Naturally the commemorative publication makes no mention of what happened in Garmisch-Partenkirchen after the Olympics. The anti-Jewish signs were put up again. Beginning in 1937, the resort administration inserted notes that read "Jews not wanted" into all brochures sent to addresses within Germany. On Nov. 10, 1938, the last group of roughly 50 Jews living in Garmisch-Partenkirchen was given a few hours to leave the town. Some committed suicide out of sheer desperation. The local newspaper, Tagblatt, wrote: "Now we are among Germans once again!"
Nevertheless, the IOC awarded the 1940 Winter Games to Garmisch-Partenkirchen once again. But the games never happened. A few months after the IOC decision, the German army invaded Poland, marking the beginning of World War II.
Harming the Town's Image
Alois Schwarzmüller still has one of the anti-Jewish signs that were posted in Garmisch-Partenkirchen. An acquaintance found it in her attic and gave it to him. The circular sign, which depicts a swastika on a yellow background, along with the words "Jews Not Wanted," would be a good item to display in an official exhibition.

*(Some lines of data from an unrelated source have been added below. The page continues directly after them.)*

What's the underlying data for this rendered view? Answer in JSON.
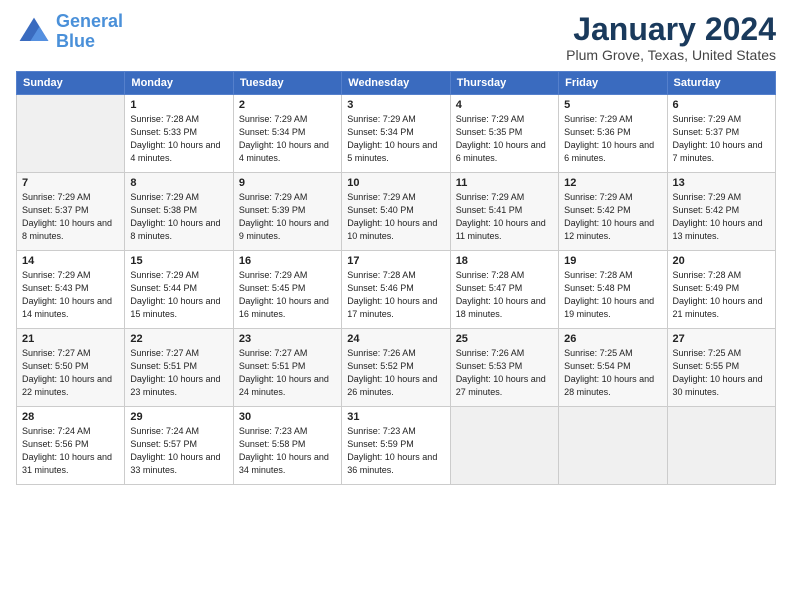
{
  "logo": {
    "line1": "General",
    "line2": "Blue"
  },
  "title": "January 2024",
  "location": "Plum Grove, Texas, United States",
  "weekdays": [
    "Sunday",
    "Monday",
    "Tuesday",
    "Wednesday",
    "Thursday",
    "Friday",
    "Saturday"
  ],
  "weeks": [
    [
      {
        "day": "",
        "sunrise": "",
        "sunset": "",
        "daylight": ""
      },
      {
        "day": "1",
        "sunrise": "Sunrise: 7:28 AM",
        "sunset": "Sunset: 5:33 PM",
        "daylight": "Daylight: 10 hours and 4 minutes."
      },
      {
        "day": "2",
        "sunrise": "Sunrise: 7:29 AM",
        "sunset": "Sunset: 5:34 PM",
        "daylight": "Daylight: 10 hours and 4 minutes."
      },
      {
        "day": "3",
        "sunrise": "Sunrise: 7:29 AM",
        "sunset": "Sunset: 5:34 PM",
        "daylight": "Daylight: 10 hours and 5 minutes."
      },
      {
        "day": "4",
        "sunrise": "Sunrise: 7:29 AM",
        "sunset": "Sunset: 5:35 PM",
        "daylight": "Daylight: 10 hours and 6 minutes."
      },
      {
        "day": "5",
        "sunrise": "Sunrise: 7:29 AM",
        "sunset": "Sunset: 5:36 PM",
        "daylight": "Daylight: 10 hours and 6 minutes."
      },
      {
        "day": "6",
        "sunrise": "Sunrise: 7:29 AM",
        "sunset": "Sunset: 5:37 PM",
        "daylight": "Daylight: 10 hours and 7 minutes."
      }
    ],
    [
      {
        "day": "7",
        "sunrise": "Sunrise: 7:29 AM",
        "sunset": "Sunset: 5:37 PM",
        "daylight": "Daylight: 10 hours and 8 minutes."
      },
      {
        "day": "8",
        "sunrise": "Sunrise: 7:29 AM",
        "sunset": "Sunset: 5:38 PM",
        "daylight": "Daylight: 10 hours and 8 minutes."
      },
      {
        "day": "9",
        "sunrise": "Sunrise: 7:29 AM",
        "sunset": "Sunset: 5:39 PM",
        "daylight": "Daylight: 10 hours and 9 minutes."
      },
      {
        "day": "10",
        "sunrise": "Sunrise: 7:29 AM",
        "sunset": "Sunset: 5:40 PM",
        "daylight": "Daylight: 10 hours and 10 minutes."
      },
      {
        "day": "11",
        "sunrise": "Sunrise: 7:29 AM",
        "sunset": "Sunset: 5:41 PM",
        "daylight": "Daylight: 10 hours and 11 minutes."
      },
      {
        "day": "12",
        "sunrise": "Sunrise: 7:29 AM",
        "sunset": "Sunset: 5:42 PM",
        "daylight": "Daylight: 10 hours and 12 minutes."
      },
      {
        "day": "13",
        "sunrise": "Sunrise: 7:29 AM",
        "sunset": "Sunset: 5:42 PM",
        "daylight": "Daylight: 10 hours and 13 minutes."
      }
    ],
    [
      {
        "day": "14",
        "sunrise": "Sunrise: 7:29 AM",
        "sunset": "Sunset: 5:43 PM",
        "daylight": "Daylight: 10 hours and 14 minutes."
      },
      {
        "day": "15",
        "sunrise": "Sunrise: 7:29 AM",
        "sunset": "Sunset: 5:44 PM",
        "daylight": "Daylight: 10 hours and 15 minutes."
      },
      {
        "day": "16",
        "sunrise": "Sunrise: 7:29 AM",
        "sunset": "Sunset: 5:45 PM",
        "daylight": "Daylight: 10 hours and 16 minutes."
      },
      {
        "day": "17",
        "sunrise": "Sunrise: 7:28 AM",
        "sunset": "Sunset: 5:46 PM",
        "daylight": "Daylight: 10 hours and 17 minutes."
      },
      {
        "day": "18",
        "sunrise": "Sunrise: 7:28 AM",
        "sunset": "Sunset: 5:47 PM",
        "daylight": "Daylight: 10 hours and 18 minutes."
      },
      {
        "day": "19",
        "sunrise": "Sunrise: 7:28 AM",
        "sunset": "Sunset: 5:48 PM",
        "daylight": "Daylight: 10 hours and 19 minutes."
      },
      {
        "day": "20",
        "sunrise": "Sunrise: 7:28 AM",
        "sunset": "Sunset: 5:49 PM",
        "daylight": "Daylight: 10 hours and 21 minutes."
      }
    ],
    [
      {
        "day": "21",
        "sunrise": "Sunrise: 7:27 AM",
        "sunset": "Sunset: 5:50 PM",
        "daylight": "Daylight: 10 hours and 22 minutes."
      },
      {
        "day": "22",
        "sunrise": "Sunrise: 7:27 AM",
        "sunset": "Sunset: 5:51 PM",
        "daylight": "Daylight: 10 hours and 23 minutes."
      },
      {
        "day": "23",
        "sunrise": "Sunrise: 7:27 AM",
        "sunset": "Sunset: 5:51 PM",
        "daylight": "Daylight: 10 hours and 24 minutes."
      },
      {
        "day": "24",
        "sunrise": "Sunrise: 7:26 AM",
        "sunset": "Sunset: 5:52 PM",
        "daylight": "Daylight: 10 hours and 26 minutes."
      },
      {
        "day": "25",
        "sunrise": "Sunrise: 7:26 AM",
        "sunset": "Sunset: 5:53 PM",
        "daylight": "Daylight: 10 hours and 27 minutes."
      },
      {
        "day": "26",
        "sunrise": "Sunrise: 7:25 AM",
        "sunset": "Sunset: 5:54 PM",
        "daylight": "Daylight: 10 hours and 28 minutes."
      },
      {
        "day": "27",
        "sunrise": "Sunrise: 7:25 AM",
        "sunset": "Sunset: 5:55 PM",
        "daylight": "Daylight: 10 hours and 30 minutes."
      }
    ],
    [
      {
        "day": "28",
        "sunrise": "Sunrise: 7:24 AM",
        "sunset": "Sunset: 5:56 PM",
        "daylight": "Daylight: 10 hours and 31 minutes."
      },
      {
        "day": "29",
        "sunrise": "Sunrise: 7:24 AM",
        "sunset": "Sunset: 5:57 PM",
        "daylight": "Daylight: 10 hours and 33 minutes."
      },
      {
        "day": "30",
        "sunrise": "Sunrise: 7:23 AM",
        "sunset": "Sunset: 5:58 PM",
        "daylight": "Daylight: 10 hours and 34 minutes."
      },
      {
        "day": "31",
        "sunrise": "Sunrise: 7:23 AM",
        "sunset": "Sunset: 5:59 PM",
        "daylight": "Daylight: 10 hours and 36 minutes."
      },
      {
        "day": "",
        "sunrise": "",
        "sunset": "",
        "daylight": ""
      },
      {
        "day": "",
        "sunrise": "",
        "sunset": "",
        "daylight": ""
      },
      {
        "day": "",
        "sunrise": "",
        "sunset": "",
        "daylight": ""
      }
    ]
  ]
}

But Schwarzmüller doesn't think that will ever happen. He senses that town officials are "inhibited and reticent" when it comes to the Nazi past. "They're worried that it could harm the town's image," says Schwarzmüller.
The Garmisch football and track & field stadium is a case in point. Until four years ago, the arena was still named after the president of the organizing committee for the 1936 Winter Games, Karl Ritter von Halt. A member of the IOC at the time, Halt joined the Nazi Party and the SA, the party's paramilitary organization, three months after Hitler came to power.
Later, as a member of the board of directors of Deutsche Bank, he contributed funds on behalf of the bank to a group called the "Circle of Friends of Heinrich Himmler." Shortly before the end of the war, the SS chief appointed Halt to head the Third Reich's umbrella organization for sports.
After a tourist complained that the stadium was named after a high-ranking Nazi, it was rededicated in the summer of 2006. It is now called "Stadion am Gröben."
Members of the town council were notified in an email of the renaming of the stadium, which was done on the quiet. They were also instructed "to refrain from discussing this issue in public."